Coury was so tired on the night of her first World Cup race in Hafjell, Norway that she did not wake up when team staff knocked on her hotel door about a late evening meeting. 

When she got up the next morning, the news came in waves. The next World Cup races in Norway were cancelled due to COVID-19, and her home country was closing its borders to flights from Europe in less than 48 hours. 

By 1 am, most of the USA athletes, including Coury - her luggage one bronze medal heavier - were on a bus headed for the airport. 

“I didn’t freak out. I wasn’t scared. In times like this, you have to roll with the punches,” Coury said. “It was a time for me to reflect and be thankful that I was in a place where I could come back home.”

March not only brought an end to the World Cup for Coury, but the season overall as ski resorts across the world shut down amidst the global health crisis. If not for the pandemic, Coury expected to continue training with her group, Team Utah, until the summer. 

“My season wouldn’t have been over until the mountains closed,” she said. “With Snowbird [ski resort], we had so much snow that we would be training into June, easily.”

With the ski resorts closed, Coury turned her attention to another pursuit she feels as passionate about as snowboarding. On Monday, March 30 she will start her shifts as a nurse at the University of Utah Hospital in an effort to outrace the fast-spreading virus.

Two passions

The nursing profession was not a natural match for Coury.
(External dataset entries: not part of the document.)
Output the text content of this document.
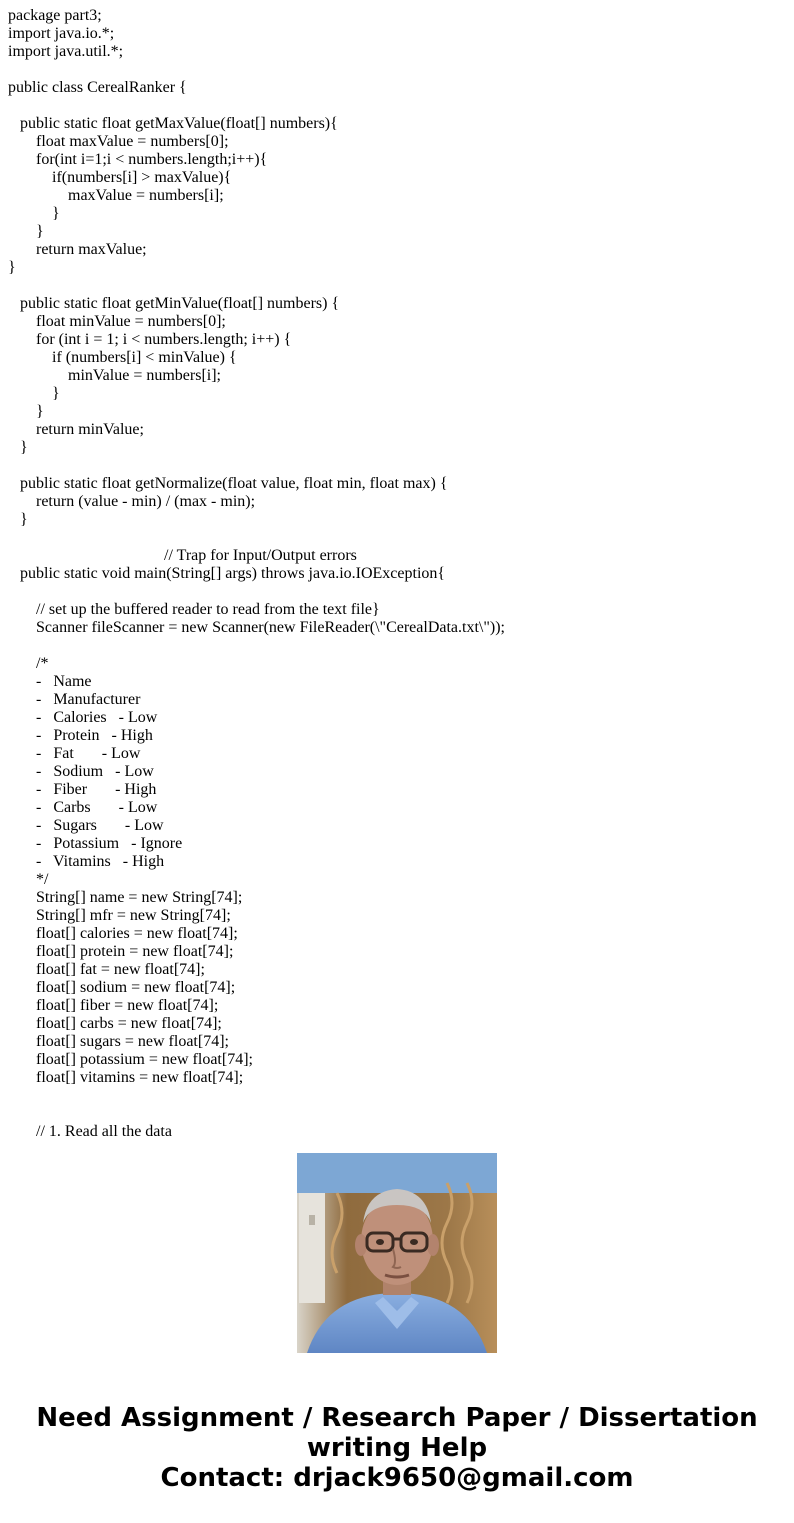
package part3;
import java.io.*;
import java.util.*;
public class CerealRanker {
public static float getMaxValue(float[] numbers){
float maxValue = numbers[0];
for(int i=1;i < numbers.length;i++){
if(numbers[i] > maxValue){
maxValue = numbers[i];
}
}
return maxValue;
}
public static float getMinValue(float[] numbers) {
float minValue = numbers[0];
for (int i = 1; i < numbers.length; i++) {
if (numbers[i] < minValue) {
minValue = numbers[i];
}
}
return minValue;
}
public static float getNormalize(float value, float min, float max) {
return (value - min) / (max - min);
}
// Trap for Input/Output errors
public static void main(String[] args) throws java.io.IOException{
// set up the buffered reader to read from the text file}
Scanner fileScanner = new Scanner(new FileReader(\"CerealData.txt\"));
/*
-   Name
-   Manufacturer
-   Calories   - Low
-   Protein   - High
-   Fat       - Low
-   Sodium   - Low
-   Fiber       - High
-   Carbs       - Low
-   Sugars       - Low
-   Potassium   - Ignore
-   Vitamins   - High
*/
String[] name = new String[74];
String[] mfr = new String[74];
float[] calories = new float[74];
float[] protein = new float[74];
float[] fat = new float[74];
float[] sodium = new float[74];
float[] fiber = new float[74];
float[] carbs = new float[74];
float[] sugars = new float[74];
float[] potassium = new float[74];
float[] vitamins = new float[74];
// 1. Read all the data
Need Assignment / Research Paper / Dissertation
writing Help
Contact: drjack9650@gmail.com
As a teenager, she dreamed of becoming a professional snowboarder and never considered going to nursing school. 

That changed when she injured her right ankle and underwent eight surgeries in the span of two and a half years.

“During all of my surgeries I had incredible nurses and I’ve had nurses throughout my adult life that have impacted me in such a way that it inspired me to want to become a nurse,” Coury said. “I saw that I could do that for somebody else.”

Coury chose to amputate her leg below the knee in 2011, after which she stopped snowboarding and took up nursing studies instead. It was not until watching the Para snowboard competition at the Sochi 2014 Paralympic Winter Games that she decided to get back on the board. 

“I remember being like, ‘oh, I know I can do that. I know I could snowboard at that level. I know I could,’ but at the time I didn’t have a car. I didn’t have access to the mountains and I didn’t have money to go snowboarding,” she recalled. 

“When I graduated in 2016, that thought was in the back of my mind that I had to get back on snow. I told myself I would do one race and if I failed epically, that was fine, but if I didn’t do that one race, I knew I was going to live the rest of my life with regret.”

True to her promise, Coury took part in her first Para snowboard race the same year as her graduation. She made her debut at the Dew Tour in December 2016 after just 12 days of learning how to ride with a prosthetic. 

A year and two months later, she raced at the PyeongChang 2018 Paralympic Winter Games and took silver in banked slalom.

“Now I’m able to do my passion all year long. I work as a nurse during the summer and then I get to snowboard all winter long,” Coury said. “Snowboarding is what inspired me to want to become a nurse and nursing is what’s allowing me to snowboard.”

Coury knows it will not be business as usual when she goes back to the hospital next week, but she is all about having a positive mindset when things get hard. 

“I’m not scared to go to work. I’m not afraid of it. I don’t live my life in fear and I believe that anything that happens is for a reason,” Coury added. 

“Wearing a pedometer while doing a 12-hour shift as a nurse, I probably get more steps in a day than most people get in an entire week. If I was in my house for quarantine versus going to work, I’d have to run around my house all day long just to get my steps in.”